Un calendrier d’actions sur trois semaines
Le mouvement de protestation s’articule autour de trois semaines de mobilisation :
- Semaine 1 : grève nationale les mardi 21 et mercredi 22 janvier, à l’exception des services d’urgence et de réanimation.
- Semaine 2 : grève nationale les mardi 28, mercredi 29 et jeudi 30 janvier, toujours avec les mêmes exceptions.
- Semaine 3 : "Semaine de la colère des médecins" du 3 au 9 février, avec des actions comme :
- Des arrêts de tous les examens dans les centres de diagnostic du 3 au 7 février.
- Une grève des cachets médicaux durant toute la semaine.
- Des sit-in régionaux et provinciaux.
Selon le syndicat, les négociations entamées avec le gouvernement n’ont pas abouti à des résultats concrets. L'organisation critique des "séances d’écoute" dépourvues de véritables avancées et accuse le gouvernement d’avoir "manqué à ses engagements pris dans plusieurs accords", notamment celui signé en décembre 2023.
Le syndicat dénonce également le projet de loi sur le statut des médecins, qualifié de "modèle nuisible", qui contiendrait des clauses controversées, comme, selon eux :
- Des restrictions sur les promotions des médecins avec l’introduction d’un système de quota.
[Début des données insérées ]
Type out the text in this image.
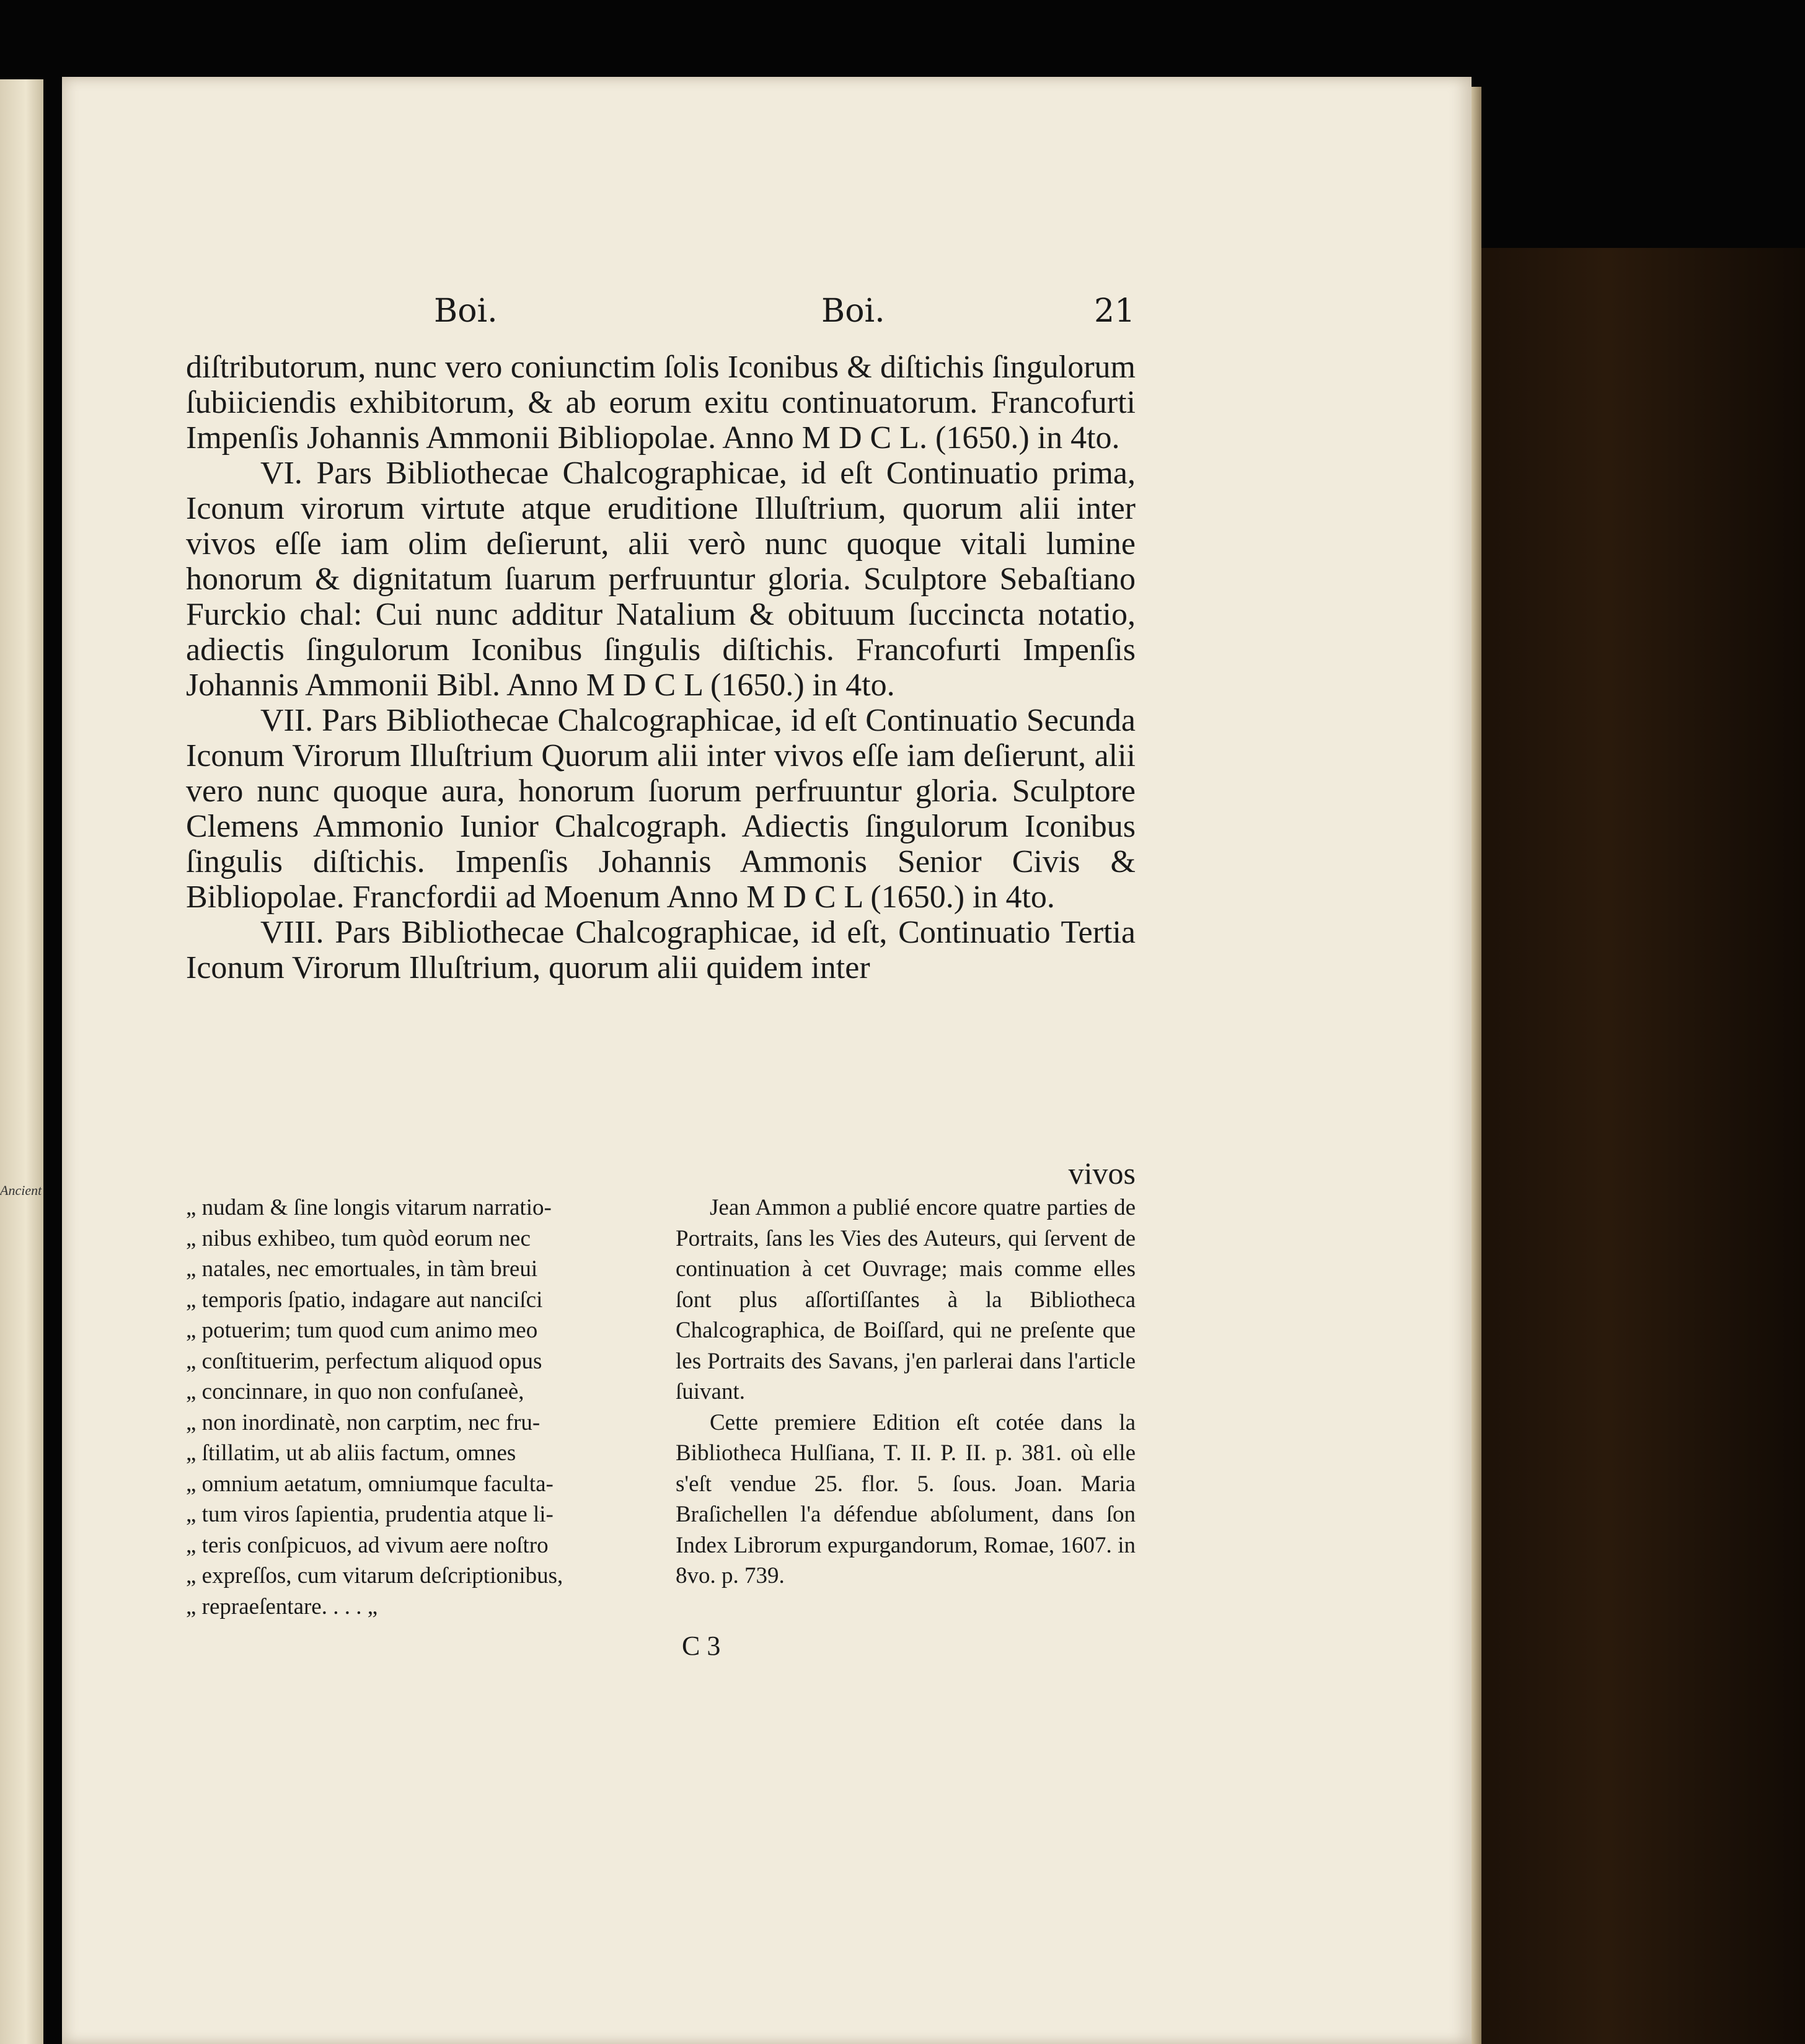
Ancient
Boi.	Boi.	21

diſtributorum, nunc vero coniunctim ſolis Iconibus & diſtichis ſingulorum ſubiiciendis exhibitorum, & ab eorum exitu continuatorum. Francofurti Impenſis Johannis Ammonii Bibliopolae. Anno M D C L. (1650.) in 4to.

VI. Pars Bibliothecae Chalcographicae, id eſt Continuatio prima, Iconum virorum virtute atque eruditione Illuſtrium, quorum alii inter vivos eſſe iam olim deſierunt, alii verò nunc quoque vitali lumine honorum & dignitatum ſuarum perfruuntur gloria. Sculptore Sebaſtiano Furckio chal: Cui nunc additur Natalium & obituum ſuccincta notatio, adiectis ſingulorum Iconibus ſingulis diſtichis. Francofurti Impenſis Johannis Ammonii Bibl. Anno M D C L (1650.) in 4to.

VII. Pars Bibliothecae Chalcographicae, id eſt Continuatio Secunda Iconum Virorum Illuſtrium Quorum alii inter vivos eſſe iam deſierunt, alii vero nunc quoque aura, honorum ſuorum perfruuntur gloria. Sculptore Clemens Ammonio Iunior Chalcograph. Adiectis ſingulorum Iconibus ſingulis diſtichis. Impenſis Johannis Ammonis Senior Civis & Bibliopolae. Francfordii ad Moenum Anno M D C L (1650.) in 4to.

VIII. Pars Bibliothecae Chalcographicae, id eſt, Continuatio Tertia Iconum Virorum Illuſtrium, quorum alii quidem inter

vivos
„ nudam & ſine longis vitarum narratio-
„ nibus exhibeo, tum quòd eorum nec
„ natales, nec emortuales, in tàm breui
„ temporis ſpatio, indagare aut nanciſci
„ potuerim; tum quod cum animo meo
„ conſtituerim, perfectum aliquod opus
„ concinnare, in quo non confuſaneè,
„ non inordinatè, non carptim, nec fru-
„ ſtillatim, ut ab aliis factum, omnes
„ omnium aetatum, omniumque faculta-
„ tum viros ſapientia, prudentia atque li-
„ teris conſpicuos, ad vivum aere noſtro
„ expreſſos, cum vitarum deſcriptionibus,
„ repraeſentare. . . . „

Jean Ammon a publié encore quatre parties de Portraits, ſans les Vies des Auteurs, qui ſervent de continuation à cet Ouvrage; mais comme elles ſont plus aſſortiſſantes à la Bibliotheca Chalcographica, de Boiſſard, qui ne preſente que les Portraits des Savans, j'en parlerai dans l'article ſuivant.

Cette premiere Edition eſt cotée dans la Bibliotheca Hulſiana, T. II. P. II. p. 381. où elle s'eſt vendue 25. flor. 5. ſous. Joan. Maria Braſichellen l'a défendue abſolument, dans ſon Index Librorum expurgandorum, Romae, 1607. in 8vo. p. 739.

C 3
- L’élargissement des pouvoirs des directeurs généraux, notamment pour des décisions unilatérales concernant les lieux et horaires de travail, ou même le licenciement.
- L’absence de garanties juridiques et financières, notamment sur le maintien du statut de fonctionnaire et la centralisation des salaires.
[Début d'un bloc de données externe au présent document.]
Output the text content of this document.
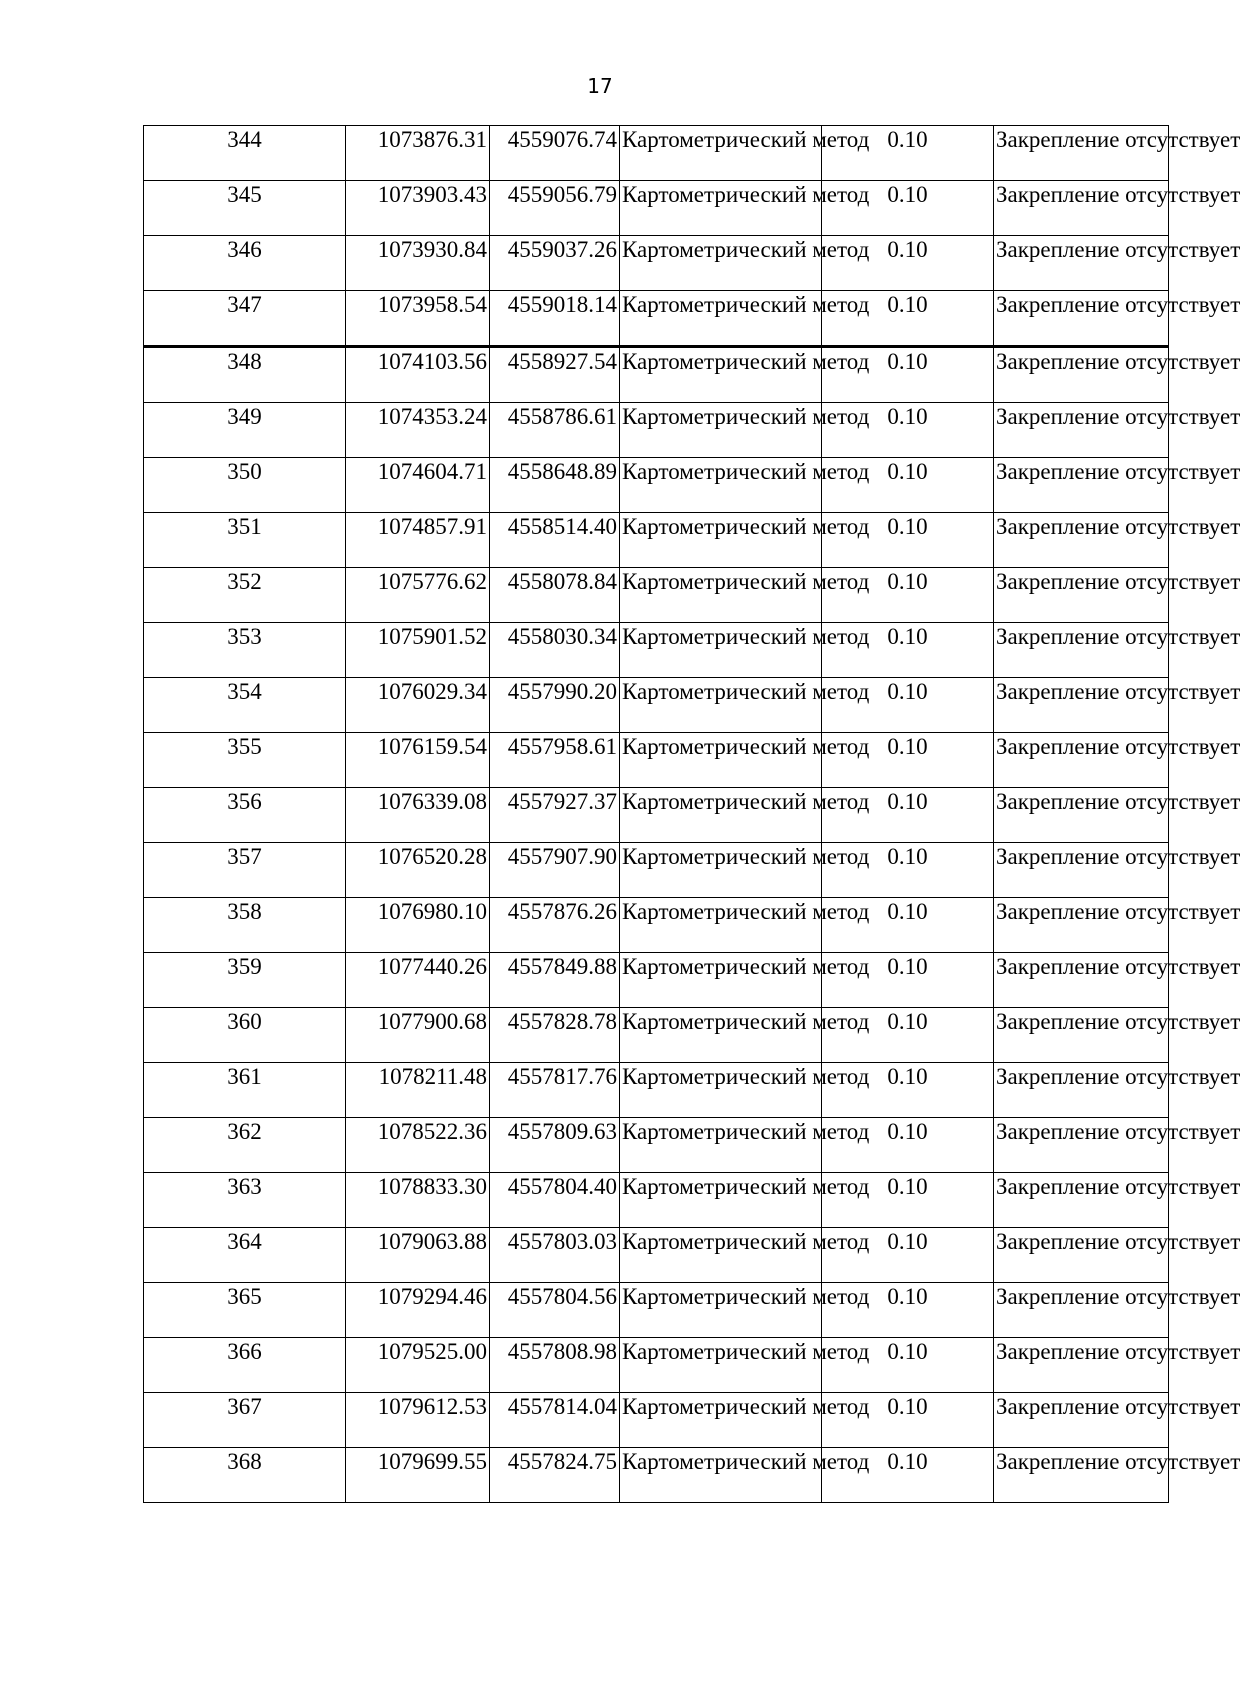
17
344	1073876.31	4559076.74	Картометрический метод	0.10	Закрепление отсутствует
345	1073903.43	4559056.79	Картометрический метод	0.10	Закрепление отсутствует
346	1073930.84	4559037.26	Картометрический метод	0.10	Закрепление отсутствует
347	1073958.54	4559018.14	Картометрический метод	0.10	Закрепление отсутствует
348	1074103.56	4558927.54	Картометрический метод	0.10	Закрепление отсутствует
349	1074353.24	4558786.61	Картометрический метод	0.10	Закрепление отсутствует
350	1074604.71	4558648.89	Картометрический метод	0.10	Закрепление отсутствует
351	1074857.91	4558514.40	Картометрический метод	0.10	Закрепление отсутствует
352	1075776.62	4558078.84	Картометрический метод	0.10	Закрепление отсутствует
353	1075901.52	4558030.34	Картометрический метод	0.10	Закрепление отсутствует
354	1076029.34	4557990.20	Картометрический метод	0.10	Закрепление отсутствует
355	1076159.54	4557958.61	Картометрический метод	0.10	Закрепление отсутствует
356	1076339.08	4557927.37	Картометрический метод	0.10	Закрепление отсутствует
357	1076520.28	4557907.90	Картометрический метод	0.10	Закрепление отсутствует
358	1076980.10	4557876.26	Картометрический метод	0.10	Закрепление отсутствует
359	1077440.26	4557849.88	Картометрический метод	0.10	Закрепление отсутствует
360	1077900.68	4557828.78	Картометрический метод	0.10	Закрепление отсутствует
361	1078211.48	4557817.76	Картометрический метод	0.10	Закрепление отсутствует
362	1078522.36	4557809.63	Картометрический метод	0.10	Закрепление отсутствует
363	1078833.30	4557804.40	Картометрический метод	0.10	Закрепление отсутствует
364	1079063.88	4557803.03	Картометрический метод	0.10	Закрепление отсутствует
365	1079294.46	4557804.56	Картометрический метод	0.10	Закрепление отсутствует
366	1079525.00	4557808.98	Картометрический метод	0.10	Закрепление отсутствует
367	1079612.53	4557814.04	Картометрический метод	0.10	Закрепление отсутствует
368	1079699.55	4557824.75	Картометрический метод	0.10	Закрепление отсутствует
Le syndicat tire également la sonnette d’alarme sur la situation générale du secteur de la santé publique, marquée par :
- Un manque criant de ressources humaines et de matériel.
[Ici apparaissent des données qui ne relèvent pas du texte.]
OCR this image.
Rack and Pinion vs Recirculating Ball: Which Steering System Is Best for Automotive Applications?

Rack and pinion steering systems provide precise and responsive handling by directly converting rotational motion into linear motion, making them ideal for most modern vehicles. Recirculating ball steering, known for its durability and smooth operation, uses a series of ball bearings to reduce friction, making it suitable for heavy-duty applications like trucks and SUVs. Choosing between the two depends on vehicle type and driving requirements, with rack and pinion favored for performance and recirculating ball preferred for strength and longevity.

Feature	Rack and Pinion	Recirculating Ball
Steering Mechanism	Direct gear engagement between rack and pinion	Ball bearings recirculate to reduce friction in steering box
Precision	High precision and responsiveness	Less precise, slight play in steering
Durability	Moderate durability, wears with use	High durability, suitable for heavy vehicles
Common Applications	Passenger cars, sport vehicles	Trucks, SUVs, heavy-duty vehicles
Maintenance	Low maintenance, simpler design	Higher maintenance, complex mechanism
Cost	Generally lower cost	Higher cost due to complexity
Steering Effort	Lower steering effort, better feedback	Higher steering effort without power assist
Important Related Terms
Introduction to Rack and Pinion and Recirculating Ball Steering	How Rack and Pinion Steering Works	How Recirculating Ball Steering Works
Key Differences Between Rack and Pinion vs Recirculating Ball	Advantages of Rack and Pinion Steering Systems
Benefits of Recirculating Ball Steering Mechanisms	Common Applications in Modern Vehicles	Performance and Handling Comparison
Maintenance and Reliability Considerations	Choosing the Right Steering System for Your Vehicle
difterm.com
- Des conditions de travail ne répondant pas aux normes médicales.
- Une absence de vision politique claire pour un véritable redressement du système.
Les médecins réclament une amélioration de leurs conditions salariales, y compris l’ajout de nouvelles échelles de promotion et des augmentations pour certains spécialistes et responsabilités médicales.
Des actions continues
En plus des grèves, les médecins du secteur public comptent poursuivre des actions de longue durée, telles que :
- Le refus de délivrer certaines attestations médicales (hors certificats de maladie, de naissance ou de décès).
- La suspension des campagnes de santé scolaire et des opérations chirurgicales dites "aléatoires".
- La non-participation aux programmes informatiques comme Ozex et aux campagnes médicales qui ne respectent pas les normes.